Fetch with customised metrics

Fetch with customised metrics#

This tutorial will walk you through how to extract structure-related information from a Cath database using your customised metrics.

TMKit offers an interface, tmkit.cath, to access the database.

Example usage#

Suppose you have two proteins of interest. They are 3udc chain A and 3rko chain A. Let’s define them in Python and render them in a Pandas dataframe as shown below.

import pandas as pd
prots = [['3udc', 'A'], ['3rko', 'A']]
df_prot = pd.DataFrame(prots, columns=['prot', 'chain'])

Then, we also need to read the downloaded Cath database (if you miss it, please see here) in the following way.

import tmkit as tmk

df = tmk.cath.read(
    cath_fpn='./data/cath/cath-b-newest-all.txt',
    groupby='version',
    group='v4_2_0',
)
print(df)

If you are interested in funfam_number, superfamily_id and pdb_segments of the proteins, you can tell TMKit by using a list like below.

metrics = [
    'funfam_number',
    'superfamily_id',
    'pdb_segments',
]

Finally, we can extract all information about the two proteins using the tmk.cath.fftojson function.

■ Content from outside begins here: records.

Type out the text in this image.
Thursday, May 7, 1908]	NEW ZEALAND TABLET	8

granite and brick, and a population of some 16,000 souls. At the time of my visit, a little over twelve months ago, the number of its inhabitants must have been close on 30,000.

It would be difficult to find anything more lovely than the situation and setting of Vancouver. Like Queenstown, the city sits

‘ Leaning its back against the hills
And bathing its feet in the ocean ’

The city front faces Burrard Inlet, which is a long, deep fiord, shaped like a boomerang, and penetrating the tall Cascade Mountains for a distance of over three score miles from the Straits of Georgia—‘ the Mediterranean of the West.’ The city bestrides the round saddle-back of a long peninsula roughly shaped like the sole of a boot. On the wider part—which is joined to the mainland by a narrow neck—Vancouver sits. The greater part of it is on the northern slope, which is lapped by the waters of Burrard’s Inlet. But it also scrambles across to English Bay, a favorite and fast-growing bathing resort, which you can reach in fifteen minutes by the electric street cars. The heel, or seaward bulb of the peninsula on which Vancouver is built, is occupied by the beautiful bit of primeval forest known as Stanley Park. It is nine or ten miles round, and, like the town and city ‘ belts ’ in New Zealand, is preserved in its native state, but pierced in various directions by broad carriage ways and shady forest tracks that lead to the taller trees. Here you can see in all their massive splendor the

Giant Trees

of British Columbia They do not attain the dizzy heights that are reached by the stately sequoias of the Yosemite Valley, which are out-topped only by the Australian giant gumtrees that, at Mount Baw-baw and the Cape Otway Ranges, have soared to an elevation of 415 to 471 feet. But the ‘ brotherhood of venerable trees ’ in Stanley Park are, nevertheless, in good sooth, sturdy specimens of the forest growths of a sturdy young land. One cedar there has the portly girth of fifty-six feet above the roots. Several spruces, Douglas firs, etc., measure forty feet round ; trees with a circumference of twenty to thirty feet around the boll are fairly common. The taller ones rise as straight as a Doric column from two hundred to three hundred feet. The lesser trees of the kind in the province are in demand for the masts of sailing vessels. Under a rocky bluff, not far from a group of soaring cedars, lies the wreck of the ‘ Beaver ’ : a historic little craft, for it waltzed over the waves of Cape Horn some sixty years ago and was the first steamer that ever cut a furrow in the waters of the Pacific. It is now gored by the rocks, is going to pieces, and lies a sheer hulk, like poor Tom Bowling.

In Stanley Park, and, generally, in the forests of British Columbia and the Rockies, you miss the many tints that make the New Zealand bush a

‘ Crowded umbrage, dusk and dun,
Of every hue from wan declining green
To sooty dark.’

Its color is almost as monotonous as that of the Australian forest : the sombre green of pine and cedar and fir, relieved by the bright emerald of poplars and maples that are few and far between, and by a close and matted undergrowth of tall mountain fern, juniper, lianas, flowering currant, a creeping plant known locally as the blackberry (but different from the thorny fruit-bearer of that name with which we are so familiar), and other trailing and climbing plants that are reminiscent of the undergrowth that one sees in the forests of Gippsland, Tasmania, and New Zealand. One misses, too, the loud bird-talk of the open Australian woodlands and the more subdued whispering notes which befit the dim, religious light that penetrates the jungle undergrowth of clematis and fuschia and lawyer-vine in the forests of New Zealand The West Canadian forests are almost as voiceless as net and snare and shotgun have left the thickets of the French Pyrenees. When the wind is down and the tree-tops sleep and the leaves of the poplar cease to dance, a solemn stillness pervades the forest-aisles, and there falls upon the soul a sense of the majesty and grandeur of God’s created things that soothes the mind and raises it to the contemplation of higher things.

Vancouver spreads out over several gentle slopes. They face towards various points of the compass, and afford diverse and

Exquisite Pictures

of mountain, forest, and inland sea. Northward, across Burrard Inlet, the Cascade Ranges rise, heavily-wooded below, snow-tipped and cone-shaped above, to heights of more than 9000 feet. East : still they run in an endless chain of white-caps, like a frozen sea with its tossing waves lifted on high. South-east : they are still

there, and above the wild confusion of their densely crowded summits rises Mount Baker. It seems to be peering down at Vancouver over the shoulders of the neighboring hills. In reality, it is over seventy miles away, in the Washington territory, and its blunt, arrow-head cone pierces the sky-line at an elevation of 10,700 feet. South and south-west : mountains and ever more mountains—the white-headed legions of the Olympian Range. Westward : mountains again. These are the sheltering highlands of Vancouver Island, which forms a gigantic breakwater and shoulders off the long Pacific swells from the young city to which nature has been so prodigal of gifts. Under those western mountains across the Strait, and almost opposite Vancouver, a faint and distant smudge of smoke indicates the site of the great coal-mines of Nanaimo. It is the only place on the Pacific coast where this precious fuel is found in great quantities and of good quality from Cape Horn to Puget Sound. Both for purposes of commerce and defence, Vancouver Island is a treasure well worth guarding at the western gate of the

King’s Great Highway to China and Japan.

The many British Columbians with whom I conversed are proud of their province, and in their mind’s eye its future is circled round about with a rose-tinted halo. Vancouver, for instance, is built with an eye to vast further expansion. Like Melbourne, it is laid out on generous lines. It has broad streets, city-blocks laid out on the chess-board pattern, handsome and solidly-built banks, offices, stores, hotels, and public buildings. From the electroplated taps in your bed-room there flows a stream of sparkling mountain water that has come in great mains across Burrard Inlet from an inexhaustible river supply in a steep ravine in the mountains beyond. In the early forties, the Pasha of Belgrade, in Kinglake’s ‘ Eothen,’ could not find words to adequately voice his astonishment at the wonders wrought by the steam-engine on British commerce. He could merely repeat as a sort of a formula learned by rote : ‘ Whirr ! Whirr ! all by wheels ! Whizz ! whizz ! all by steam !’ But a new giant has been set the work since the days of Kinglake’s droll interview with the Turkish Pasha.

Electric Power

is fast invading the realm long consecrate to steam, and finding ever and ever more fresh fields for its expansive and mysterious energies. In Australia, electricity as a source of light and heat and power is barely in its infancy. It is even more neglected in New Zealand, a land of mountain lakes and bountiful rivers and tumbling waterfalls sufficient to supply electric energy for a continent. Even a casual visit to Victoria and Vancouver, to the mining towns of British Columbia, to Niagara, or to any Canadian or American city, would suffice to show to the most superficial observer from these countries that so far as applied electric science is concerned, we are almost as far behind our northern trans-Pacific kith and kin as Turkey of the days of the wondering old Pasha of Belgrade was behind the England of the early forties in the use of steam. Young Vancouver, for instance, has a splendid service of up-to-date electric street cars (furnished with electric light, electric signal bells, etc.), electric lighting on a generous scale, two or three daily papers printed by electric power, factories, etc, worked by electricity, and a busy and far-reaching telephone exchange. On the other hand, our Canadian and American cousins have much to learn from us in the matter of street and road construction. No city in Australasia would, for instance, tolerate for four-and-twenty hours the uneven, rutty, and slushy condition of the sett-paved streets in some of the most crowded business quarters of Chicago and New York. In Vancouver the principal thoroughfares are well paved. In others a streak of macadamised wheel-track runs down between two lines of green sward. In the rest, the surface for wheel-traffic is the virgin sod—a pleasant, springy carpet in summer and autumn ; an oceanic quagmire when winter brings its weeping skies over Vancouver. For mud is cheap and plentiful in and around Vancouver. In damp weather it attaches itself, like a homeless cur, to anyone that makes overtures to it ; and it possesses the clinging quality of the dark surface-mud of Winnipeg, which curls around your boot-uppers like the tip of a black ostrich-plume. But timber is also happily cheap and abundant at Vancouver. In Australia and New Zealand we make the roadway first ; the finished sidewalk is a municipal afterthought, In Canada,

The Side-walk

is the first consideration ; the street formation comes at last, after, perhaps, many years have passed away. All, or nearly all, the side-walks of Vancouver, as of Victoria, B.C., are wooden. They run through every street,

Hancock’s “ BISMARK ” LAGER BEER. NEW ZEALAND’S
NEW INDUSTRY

The results will be saved in data/cath/processed.json.

import tmkit as tmk

res = tmk.cath.fftojson(
    df_prot=df_prot,
    df_cath_domain=df,
    sv_fpn='data/cath/processed.json',
    targets=metrics,
)
print(res)

Attributes#

Attribute

Description

version

version of the Cath database

sv_fpn

path to a file to save results

cath_fpn

path to the downloaded Cath database

groupby

metric used to group data, e.g., version. There are 4 metrics in total, i.e., domain, version, superfamily, and bound

group

value of a metric. For example, if version is chosen, there are two, namely, v4_2_0 and putative

df_prot

Pandas dataframe of a series of proteins, consisting of protein names in the 1st column and chains in the 2nd column

df_cath_domain

Pandas dataframe of the Cath database

targets

protein structure-related metrics, e.g., superfamily ID

Output#

Finally, you will see the following output.

======>No.1 protein complex: 3udc
=========>domain id is: 3udcA01
=========>domain id is: 3udcA02
=========>domain id is: 3udcA03
=========>domain id is: 3udcB01
=========>domain id is: 3udcB02
=========>domain id is: 3udcB03
=========>domain id is: 3udcC01
=========>domain id is: 3udcC02
=========>domain id is: 3udcC03
=========>domain id is: 3udcD01
=========>domain id is: 3udcD02
=========>domain id is: 3udcD03
=========>domain id is: 3udcE01
=========>domain id is: 3udcE02
=========>domain id is: 3udcE03
=========>domain id is: 3udcF01
=========>domain id is: 3udcF02
=========>domain id is: 3udcF03
=========>domain id is: 3udcG01
=========>domain id is: 3udcG02
=========>domain id is: 3udcG03
======>No.2 protein complex: 3rko
=========>domain id is: 3rkoA00
=========>domain id is: 3rkoB02
=========>domain id is: 3rkoE00
=========>domain id is: 3rkoF01
=========>domain id is: 3rkoG00
=========>domain id is: 3rkoJ01
=========>domain id is: 3rkoK00
=========>domain id is: 3rkoL02
======>The file is saved.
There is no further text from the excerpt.